Chi si trovi a compilare il 730, lo potrà presentare:

  • tramite un Centro di assistenza fiscale per lavoratori dipendenti (Caf);
  • tramite un professionista abilitato (consulente del lavoro, dottore commercialista, ragioniere o perito commerciale);
  • tramite il proprio sostituto d'imposta (a patto che il proprio datore di lavoro abbia comunicato entro il 15 gennaio di voler prestare assistenza fiscale diretta).

CAF e commercialisti
Chi si rivolge al Caf o al professionista abilitato può consegnare il modello 730 già compilato oppure può chiedere assistenza per la compilazione.
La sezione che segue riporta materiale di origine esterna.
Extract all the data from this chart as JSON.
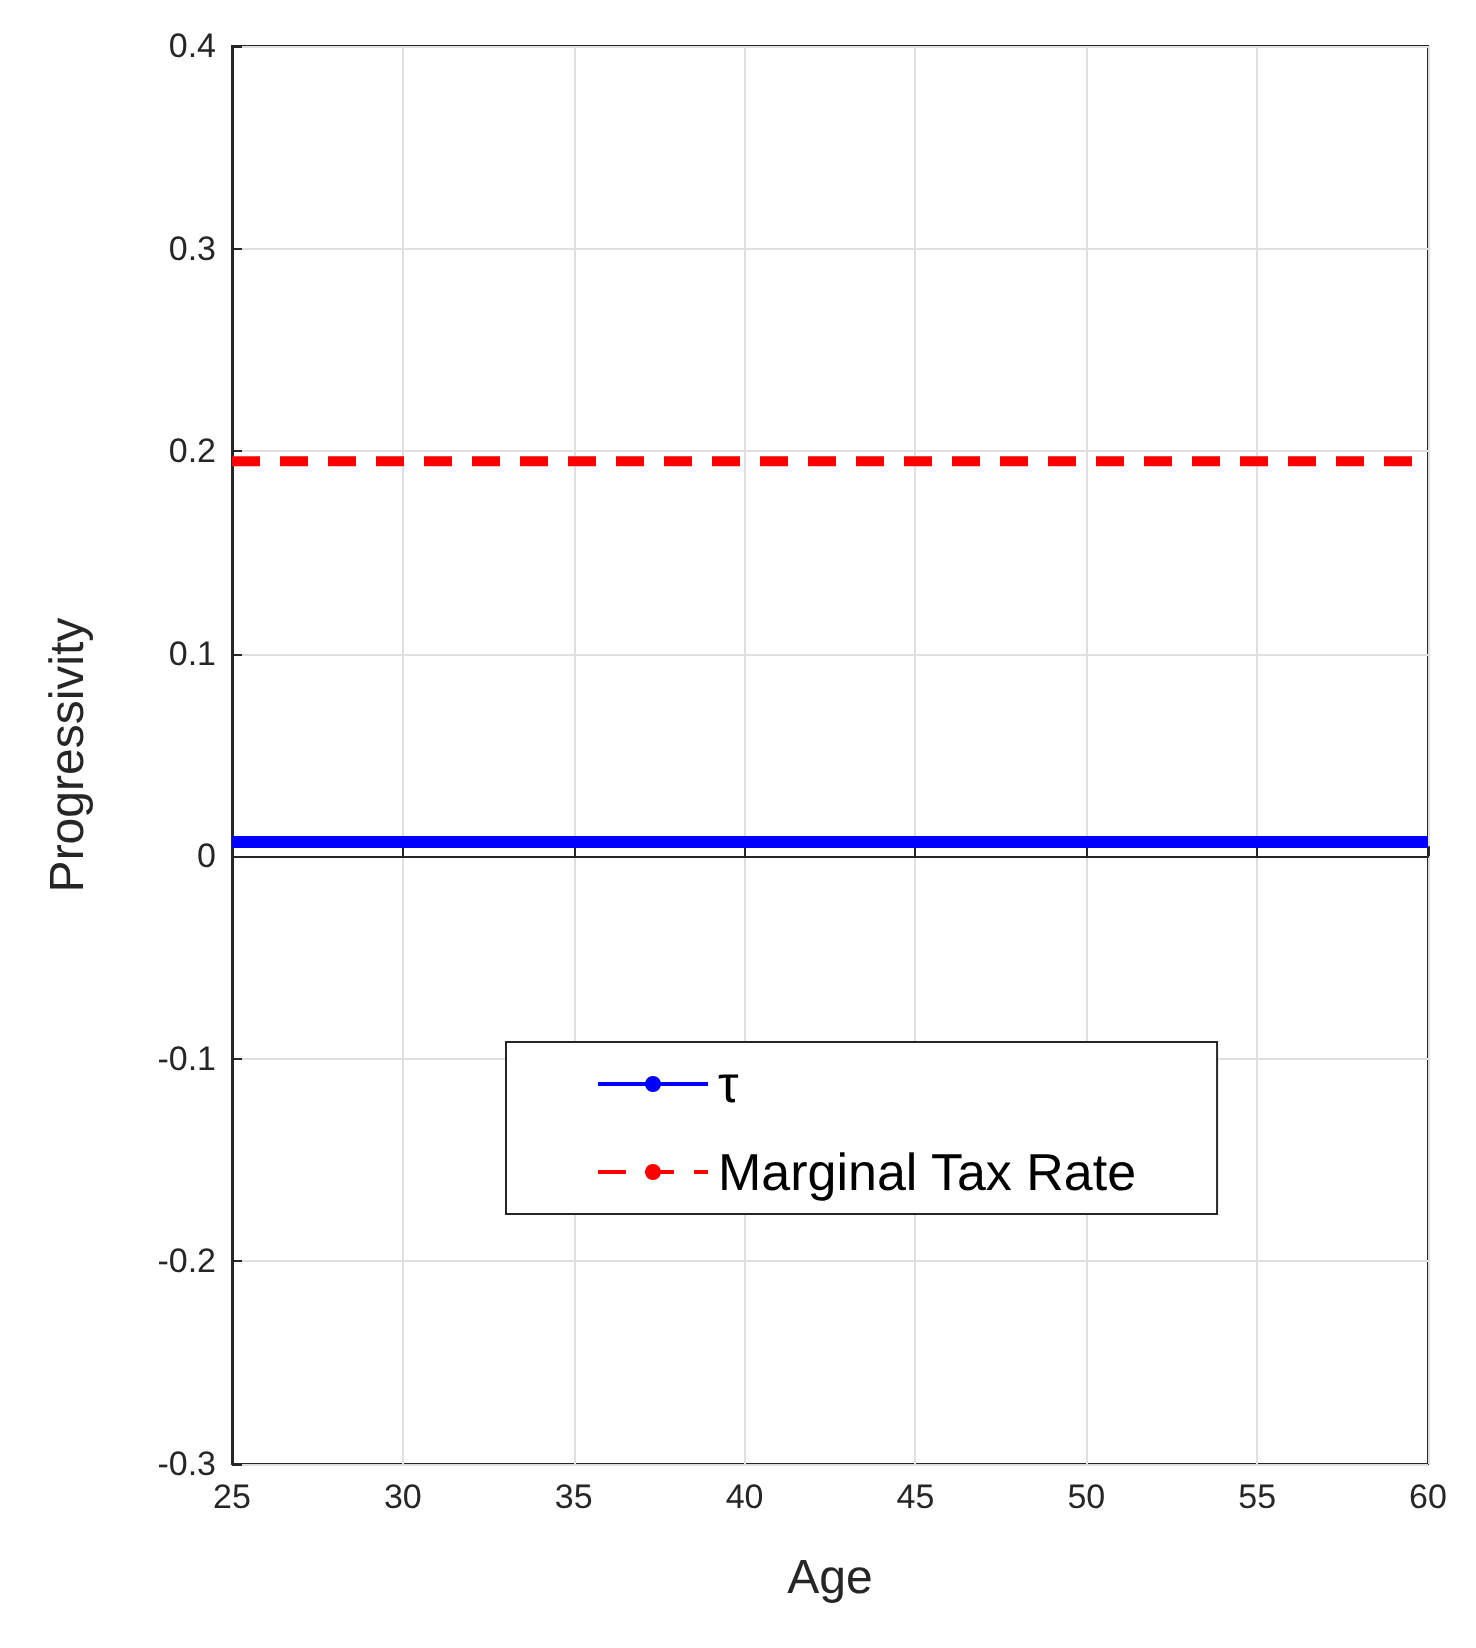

In ogni caso deve esibire al Caf o al professionista abilitato la documentazione necessaria per permettere la verifica della conformità dei dati esposti nella dichiarazione. Per quanto riguarda gli oneri, deve essere esibita la documentazione idonea a consentire la verifica del diritto al riconoscimento degli stessi nei limiti e alle condizioni previsti dalla normativa vigente.

Non va esibita la documentazione relativa agli oneri deducibili riconosciuti dal sostituto d'imposta in sede di determinazione del reddito. Non va, inoltre, esibita la documentazione degli oneri che hanno dato diritto ad una detrazione, già attribuita dal sostituto d'imposta all'atto dell'effettuazione delle operazioni di conguaglio, in sede di tassazione del reddito, se tale documentazione è in possesso esclusivamente del sostituto d'imposta.

Sostituto d'imposta

Chi presenta la dichiarazione al proprio sostituto d'imposta deve consegnare il modello 730 già compilato e la busta chiusa contenente il modello 730-1 relativo alla scelta per la destinazione dell'8 e del 5 per mille dell'Irpef.

N.B.

La dichiarazione può essere presentata dai coniugi in forma congiunta tramite modello 730 quando non sono legalmente ed effettivamente separati oppure siano in possesso di:

  • redditi di lavoro dipendente;
  • redditi assimilati a quelli di lavoro dipendente;
  • redditi dei terreni e dei fabbricati;
  • redditi di capitale;
  • redditi di lavoro autonomo per i quali non è richiesta la partita IVA;
  • alcuni dei redditi diversi;
  • alcuni dei redditi assoggettabili a tassazione separata;
  • almeno uno di essi si trova nella condizione di utilizzare il modello 730.